As part of Cambridge Spark's Level 4 Data Analysis Skills Bootcamp, we were required to create a portfolio piece showcasing our learning from the programme.
This repository serves as my portfolio piece looking closely at a large set of data. Obviously, I chose Pokemon data.
Read more about this repository on LinkedIn:
- The dataset is from kaggle
- It's pretty highly rated
- It's exhaustive in terms of Pokemon data
Generally, the dataset was pretty clean and ready to work with.
I had to go through a few stages of processing and cleaning. Largely, this was removing columns that I didn't want to work with.
There was one column with a mistake in the name spelling, which I corrected.
Three columns had NaN
values for which there were reasonable conversion to make.
Finally, there were a set of Pokemon with missing height and weight values. I looked up these missing values manually, plugged them into two separate lists and then merged those into the original dataset.
I wanted to examine Pokemon statistics to look for interest. Perhaps correlation between type and stats. Or distributions of stats across generations.
I focused first on examining the defence stat.
Determining the mean, median and modal values for this stat. They are:
{
mean: 73,
median: 70,
mode: 50
}
Then I mapped a bar chart of all defence stats.
There seemed to be a trend emerging from this graph. However, values occuring only a few times skews the data's representation. By examining the stat in intervals, we can see more distinctly that there is a clear trend around the lower end of the scale which gradually levels out as the stat peaks.

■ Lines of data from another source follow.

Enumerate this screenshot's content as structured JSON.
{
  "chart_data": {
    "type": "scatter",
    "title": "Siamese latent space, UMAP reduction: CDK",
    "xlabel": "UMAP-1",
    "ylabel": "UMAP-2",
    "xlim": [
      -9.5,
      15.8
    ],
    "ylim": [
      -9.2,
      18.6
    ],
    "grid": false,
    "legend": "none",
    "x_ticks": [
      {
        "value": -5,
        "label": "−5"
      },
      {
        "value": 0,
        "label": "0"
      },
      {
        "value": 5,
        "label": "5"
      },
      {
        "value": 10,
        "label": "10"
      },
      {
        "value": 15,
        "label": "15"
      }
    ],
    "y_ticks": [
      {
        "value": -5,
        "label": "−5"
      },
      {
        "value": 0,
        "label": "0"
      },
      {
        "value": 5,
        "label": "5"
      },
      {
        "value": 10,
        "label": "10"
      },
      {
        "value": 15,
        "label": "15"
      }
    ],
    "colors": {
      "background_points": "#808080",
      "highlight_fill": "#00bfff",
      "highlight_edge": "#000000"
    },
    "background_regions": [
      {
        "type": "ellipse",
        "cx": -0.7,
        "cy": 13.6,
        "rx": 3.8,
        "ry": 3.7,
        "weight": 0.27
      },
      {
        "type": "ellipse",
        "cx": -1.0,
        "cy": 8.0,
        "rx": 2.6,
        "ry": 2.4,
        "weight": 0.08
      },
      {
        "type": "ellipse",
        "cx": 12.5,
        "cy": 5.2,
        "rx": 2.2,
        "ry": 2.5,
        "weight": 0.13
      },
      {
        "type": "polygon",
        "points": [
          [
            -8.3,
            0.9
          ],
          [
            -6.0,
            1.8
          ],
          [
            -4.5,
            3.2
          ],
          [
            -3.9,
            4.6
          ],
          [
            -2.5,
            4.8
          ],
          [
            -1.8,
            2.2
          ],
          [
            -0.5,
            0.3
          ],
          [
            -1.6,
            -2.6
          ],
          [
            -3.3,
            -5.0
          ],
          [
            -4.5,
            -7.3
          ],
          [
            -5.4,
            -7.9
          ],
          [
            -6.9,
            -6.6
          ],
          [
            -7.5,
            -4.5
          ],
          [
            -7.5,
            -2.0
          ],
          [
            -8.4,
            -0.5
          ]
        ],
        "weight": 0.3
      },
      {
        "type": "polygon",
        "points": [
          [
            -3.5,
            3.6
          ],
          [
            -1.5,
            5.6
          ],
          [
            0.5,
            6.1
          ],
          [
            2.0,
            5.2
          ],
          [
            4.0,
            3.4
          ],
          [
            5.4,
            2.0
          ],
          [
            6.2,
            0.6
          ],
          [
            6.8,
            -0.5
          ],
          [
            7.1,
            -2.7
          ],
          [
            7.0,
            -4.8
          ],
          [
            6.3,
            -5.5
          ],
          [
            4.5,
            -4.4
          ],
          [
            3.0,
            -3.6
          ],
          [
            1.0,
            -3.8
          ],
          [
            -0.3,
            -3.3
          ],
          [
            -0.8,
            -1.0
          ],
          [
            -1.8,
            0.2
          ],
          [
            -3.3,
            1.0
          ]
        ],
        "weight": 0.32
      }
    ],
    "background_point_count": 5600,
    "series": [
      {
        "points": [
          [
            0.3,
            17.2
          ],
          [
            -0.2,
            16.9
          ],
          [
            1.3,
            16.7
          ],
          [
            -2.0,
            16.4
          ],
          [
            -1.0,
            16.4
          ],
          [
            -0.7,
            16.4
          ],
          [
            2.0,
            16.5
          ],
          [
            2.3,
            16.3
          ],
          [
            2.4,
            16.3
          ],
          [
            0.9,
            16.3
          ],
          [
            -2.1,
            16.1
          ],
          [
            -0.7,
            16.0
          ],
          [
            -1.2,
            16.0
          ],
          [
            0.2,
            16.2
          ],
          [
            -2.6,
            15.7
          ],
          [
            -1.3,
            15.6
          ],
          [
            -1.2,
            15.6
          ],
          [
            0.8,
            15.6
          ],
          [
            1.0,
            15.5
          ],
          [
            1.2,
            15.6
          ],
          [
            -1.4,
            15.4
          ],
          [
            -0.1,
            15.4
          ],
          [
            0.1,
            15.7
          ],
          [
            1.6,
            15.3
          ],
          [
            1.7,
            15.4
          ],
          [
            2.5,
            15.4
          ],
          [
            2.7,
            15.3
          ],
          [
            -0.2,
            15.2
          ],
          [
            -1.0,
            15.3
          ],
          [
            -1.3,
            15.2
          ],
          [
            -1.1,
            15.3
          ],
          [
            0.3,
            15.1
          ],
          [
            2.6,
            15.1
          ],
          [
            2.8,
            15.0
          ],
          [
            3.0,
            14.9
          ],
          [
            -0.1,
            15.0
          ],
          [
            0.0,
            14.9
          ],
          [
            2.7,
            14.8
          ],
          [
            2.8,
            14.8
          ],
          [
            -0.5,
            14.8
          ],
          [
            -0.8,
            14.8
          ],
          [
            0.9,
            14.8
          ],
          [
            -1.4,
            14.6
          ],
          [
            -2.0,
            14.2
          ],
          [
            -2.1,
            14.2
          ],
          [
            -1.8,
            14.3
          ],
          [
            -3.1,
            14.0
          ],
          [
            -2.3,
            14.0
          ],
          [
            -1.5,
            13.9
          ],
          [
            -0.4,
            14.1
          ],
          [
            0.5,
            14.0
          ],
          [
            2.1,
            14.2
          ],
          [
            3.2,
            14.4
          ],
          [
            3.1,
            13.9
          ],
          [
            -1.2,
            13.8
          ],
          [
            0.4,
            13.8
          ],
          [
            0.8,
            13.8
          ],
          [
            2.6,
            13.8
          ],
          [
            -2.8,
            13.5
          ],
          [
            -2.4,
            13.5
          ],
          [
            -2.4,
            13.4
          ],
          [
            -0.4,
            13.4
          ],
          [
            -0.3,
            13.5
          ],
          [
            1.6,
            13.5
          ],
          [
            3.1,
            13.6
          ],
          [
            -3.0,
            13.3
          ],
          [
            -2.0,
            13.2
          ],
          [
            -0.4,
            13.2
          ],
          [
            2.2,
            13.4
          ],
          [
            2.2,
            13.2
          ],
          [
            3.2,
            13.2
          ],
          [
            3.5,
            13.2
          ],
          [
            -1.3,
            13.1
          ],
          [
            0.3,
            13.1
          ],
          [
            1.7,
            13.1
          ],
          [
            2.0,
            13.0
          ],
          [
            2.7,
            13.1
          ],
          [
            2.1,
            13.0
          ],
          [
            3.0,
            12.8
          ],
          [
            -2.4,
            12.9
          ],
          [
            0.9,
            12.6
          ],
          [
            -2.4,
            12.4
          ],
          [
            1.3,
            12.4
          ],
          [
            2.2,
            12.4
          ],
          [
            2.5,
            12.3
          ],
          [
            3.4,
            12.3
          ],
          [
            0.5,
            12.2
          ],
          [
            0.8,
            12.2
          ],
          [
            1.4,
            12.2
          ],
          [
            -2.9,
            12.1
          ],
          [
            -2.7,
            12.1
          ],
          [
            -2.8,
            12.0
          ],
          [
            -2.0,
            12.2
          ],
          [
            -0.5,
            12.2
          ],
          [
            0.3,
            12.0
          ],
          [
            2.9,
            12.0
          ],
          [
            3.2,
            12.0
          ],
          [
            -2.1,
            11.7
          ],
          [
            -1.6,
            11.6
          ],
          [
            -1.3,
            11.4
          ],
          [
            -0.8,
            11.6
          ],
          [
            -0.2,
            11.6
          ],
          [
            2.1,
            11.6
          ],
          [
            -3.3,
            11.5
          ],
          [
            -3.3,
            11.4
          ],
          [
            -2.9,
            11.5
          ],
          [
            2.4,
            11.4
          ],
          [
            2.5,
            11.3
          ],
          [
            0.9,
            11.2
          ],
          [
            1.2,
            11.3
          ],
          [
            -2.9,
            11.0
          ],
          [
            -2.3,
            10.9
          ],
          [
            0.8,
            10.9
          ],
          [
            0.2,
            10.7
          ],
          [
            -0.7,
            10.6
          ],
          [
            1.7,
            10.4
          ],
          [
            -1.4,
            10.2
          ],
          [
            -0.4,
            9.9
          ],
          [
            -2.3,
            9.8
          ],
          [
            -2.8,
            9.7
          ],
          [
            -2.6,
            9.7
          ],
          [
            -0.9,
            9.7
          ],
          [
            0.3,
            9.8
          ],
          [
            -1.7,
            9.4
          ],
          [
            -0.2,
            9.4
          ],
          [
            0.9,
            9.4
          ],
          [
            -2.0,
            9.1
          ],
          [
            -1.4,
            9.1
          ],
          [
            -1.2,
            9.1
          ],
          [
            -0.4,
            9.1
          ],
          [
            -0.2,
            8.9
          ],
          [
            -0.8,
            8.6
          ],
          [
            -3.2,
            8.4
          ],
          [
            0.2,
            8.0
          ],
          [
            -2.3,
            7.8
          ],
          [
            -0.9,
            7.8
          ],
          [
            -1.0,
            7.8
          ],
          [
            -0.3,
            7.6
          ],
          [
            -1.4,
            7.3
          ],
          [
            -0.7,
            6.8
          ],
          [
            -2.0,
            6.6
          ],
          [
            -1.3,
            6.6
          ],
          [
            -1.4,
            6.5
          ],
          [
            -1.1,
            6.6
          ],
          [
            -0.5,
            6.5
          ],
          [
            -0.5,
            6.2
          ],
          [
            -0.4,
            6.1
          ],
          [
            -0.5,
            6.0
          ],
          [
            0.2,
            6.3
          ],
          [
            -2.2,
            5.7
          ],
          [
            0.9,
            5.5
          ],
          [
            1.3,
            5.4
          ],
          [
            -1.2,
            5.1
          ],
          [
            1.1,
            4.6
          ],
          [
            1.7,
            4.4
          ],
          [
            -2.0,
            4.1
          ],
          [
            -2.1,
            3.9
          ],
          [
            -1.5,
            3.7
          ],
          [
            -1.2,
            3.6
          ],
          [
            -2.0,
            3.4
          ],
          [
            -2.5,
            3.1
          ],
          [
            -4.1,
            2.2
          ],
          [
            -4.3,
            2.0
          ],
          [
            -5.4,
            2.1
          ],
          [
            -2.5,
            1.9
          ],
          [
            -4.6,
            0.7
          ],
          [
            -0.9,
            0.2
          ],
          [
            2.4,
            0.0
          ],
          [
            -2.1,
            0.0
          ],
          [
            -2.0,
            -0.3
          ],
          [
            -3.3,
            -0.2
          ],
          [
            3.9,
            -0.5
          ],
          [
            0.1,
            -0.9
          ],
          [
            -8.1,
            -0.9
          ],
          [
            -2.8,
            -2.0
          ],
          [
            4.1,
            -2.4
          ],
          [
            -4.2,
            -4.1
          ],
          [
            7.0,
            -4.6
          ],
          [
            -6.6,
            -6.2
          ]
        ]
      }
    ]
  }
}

Some interesting points here:
- Left to right can help us examine the values across generations
- The highest 3 values appear to be two steel types and a bug type
- Next we start to see appearances of a few rock, ground, and water types with steel and bug appearing again
We have a few outliers to the set of types we've seen already as we get further down. Examining these will be interesting. Looking at the graph, I can see that these outliers sit in two possible sets:
- Pokemon with a defence value higher than 125
- Top 25 Pokemon by defence
So let's examine these.
1 | 2 | 3 | 4 | 5 |
---|---|---|---|---|
Golem | Slowbro | Cloyster | Onix | Forretress |
Steelix | Scizor | Shuckle | Skarmory | Tyranitar |
Lugia | Nosepass | Lairon | Aggron | Torkoal |
Dusclops | Relicanth | Salamence | Metagross | Regirock |
Registeel | Groudon | Bastiodon | Rhyperior | Leafeon |
Probopass | Dusknoir | Uxie | Gigalith | Audino |
Cofagrigus | Carracosta | Ferrothorn | Cobalion | Doublade |
Carbink | Avalugg | Wishiwashi | Toxapex | Golisopod |
Pyukumuku | Turtonator | Cosmoem | Buzzwole | Kartana |
List of types, no leg: 'rock' 'water' 'bug' 'steel' 'fire' 'ghost' 'dragon' 'ground' 'grass' 'normal' 'ice' 'poison'